Hizo caso omiso de mi pregunta.
– ¿Qué le hace pensar que ella interpelaba a Asselta?
– Fue él quien me rompió la nariz.
Le expliqué la irrupción y la agresión de El Espectro en mi apartamento. Pistillo no parecía contento.
– ¿Asselta estaba buscando a su hermano?
– Eso me dijo.
Pistillo se sonrojó.
– ¿Por qué diablos no me lo has contado antes?
– Sí que es raro, ¿no? -repliqué-. Usted, la persona a quien siempre he podido recurrir, el amigo en quien podía confiar…
– ¿Sabe quién es John Asselta? -insistió enfadado.
– Nos criamos juntos. Lo llamábamos El Espectro.
– Es uno de los locos más peligrosos que andan sueltos por ahí -dijo Pistillo-. No puede haber sido él -añadió negando con la cabeza.
– ¿Por qué está tan seguro?
– Porque ustedes dos siguen con vida.
Se hizo un silencio.
– Asselta es un asesino frío como el hielo -dijo Pistillo.
– ¿Y por qué no está en la cárcel? -repliqué.
– No sea ingenuo. Es muy bueno en lo suyo.
– ¿En matar gente?
– Sí. Vive fuera del país, aunque no sabemos dónde. Formó parte de los escuadrones de la muerte de gobiernos de América Central y ha colaborado con déspotas africanos -añadió Pistillo meneando la cabeza-. No; si Asselta pretendía matarla, ella estaría ahora con una etiqueta de identificación colgada del dedo del pie.
– A lo mejor era a otro John a quien nombraba -dije-. O quizá yo oí mal.
– Tal vez -añadió él pensativo-. Tampoco entiendo que si El Espectro o quien fuese pretendía matar a Katy Miller, ¿por qué no lo hizo? ¿Por qué molestarse en esposarlo a usted?
Era algo que yo me había preguntado también, y sólo se me 1había ocurrido una respuesta.
– ¿Quizá fuera una trampa? -dije.
– ¿Qué clase de trampa? -replicó frunciendo el ceño.
– El asesino me espera.
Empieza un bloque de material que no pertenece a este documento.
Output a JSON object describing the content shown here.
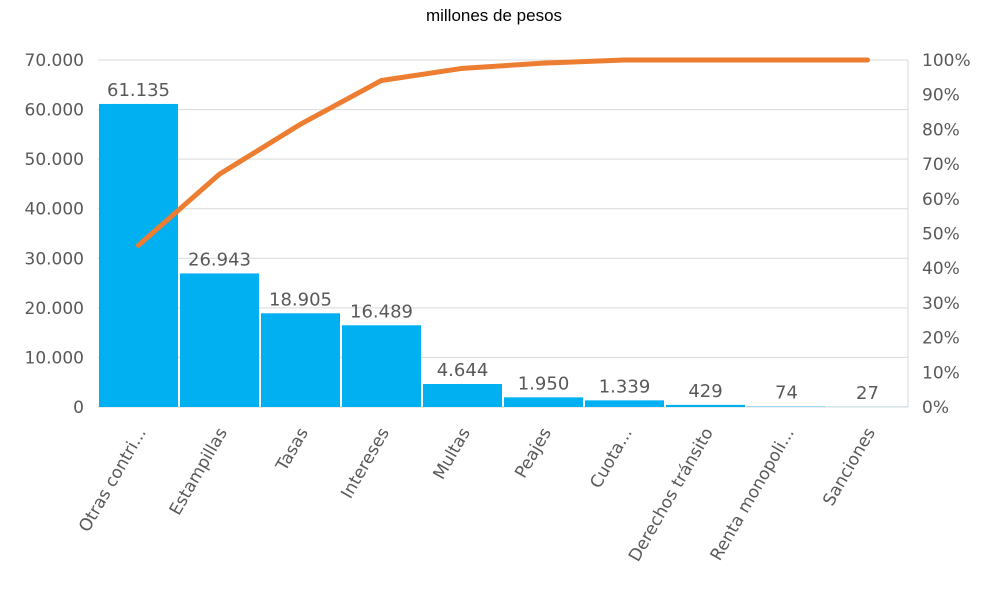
{
  "chart_data": {
    "type": "bar",
    "title": "millones de pesos",
    "categories": [
      "Otras contri...",
      "Estampillas",
      "Tasas",
      "Intereses",
      "Multas",
      "Peajes",
      "Cuota...",
      "Derechos tránsito",
      "Renta monopoli...",
      "Sanciones"
    ],
    "series": [
      {
        "values": [
          61135,
          26943,
          18905,
          16489,
          4644,
          1950,
          1339,
          429,
          74,
          27
        ],
        "color": "#00b0f0",
        "axis": "left"
      },
      {
        "type": "line",
        "values": [
          46.6,
          67.1,
          81.5,
          94.1,
          97.6,
          99.1,
          100.0,
          100.0,
          100.0,
          100.0
        ],
        "color": "#ed7d31",
        "axis": "right"
      }
    ],
    "data_labels": [
      "61.135",
      "26.943",
      "18.905",
      "16.489",
      "4.644",
      "1.950",
      "1.339",
      "429",
      "74",
      "27"
    ],
    "y_left": {
      "lim": [
        0,
        70000
      ],
      "ticks": [
        "0",
        "10.000",
        "20.000",
        "30.000",
        "40.000",
        "50.000",
        "60.000",
        "70.000"
      ]
    },
    "y_right": {
      "lim": [
        0,
        100
      ],
      "ticks": [
        "0%",
        "10%",
        "20%",
        "30%",
        "40%",
        "50%",
        "60%",
        "70%",
        "80%",
        "90%",
        "100%"
      ]
    },
    "grid": true,
    "legend": "none"
  }
}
Estrangula a Katy hasta matarla. Después -sentí un escalofrío en la nuca- quizá lo preparara para que pareciera que había sido yo -añadí mirándolo.
Pistillo frunció el ceño.
– No irá a decir «lo mismo que sucedió con mi hermano», ¿verdad?
– Sí, eso es. Lo digo.
– Es una gilipollez.
– Piénselo, Pistillo. Hay algo que nunca pudieron explicar: ¿por qué había sangre de mi hermano en el escenario del crimen?
– Porque Julie Miller se defendió.
– Sabe que no. Había demasiada sangre -repliqué acercándome a él-. A Ken le prepararon una encerrona hace once años y quizás hoy alguien ha querido repetir la historia.
– No sea melodramático -dijo con desdén-. Y le voy a decir una cosa: la policía no se cree esa historia suya de escaparse de las esposas al estilo Houdini. Creen que intentó matarla.
– ¿Y usted que cree? -pregunté.
– Ha venido el padre de Katy y está hecho una furia.
– No es de extrañar.
– Pero da qué pensar.
– Pistillo, usted sabe que yo no he sido, y a pesar del número que me montó ayer, sabe que yo no maté a Julie.
– Le advertí que no se mezclara en esto.
– Y yo opté por no hacer caso de su consejo.
Pistillo lanzó un profundo suspiro y asintió.
– Exacto, tío duro, así ahora verá lo que le espera. -Se acercó e intentó fulminarme con la mirada. Yo no pestañeé-. Va a ir a la cárcel.
Lancé un suspiro.
– Creo que por hoy ya han agotado la cuota mínima de amenazas -dije.
– No son amenazas, Will. Esta misma noche irá a parar al calabozo.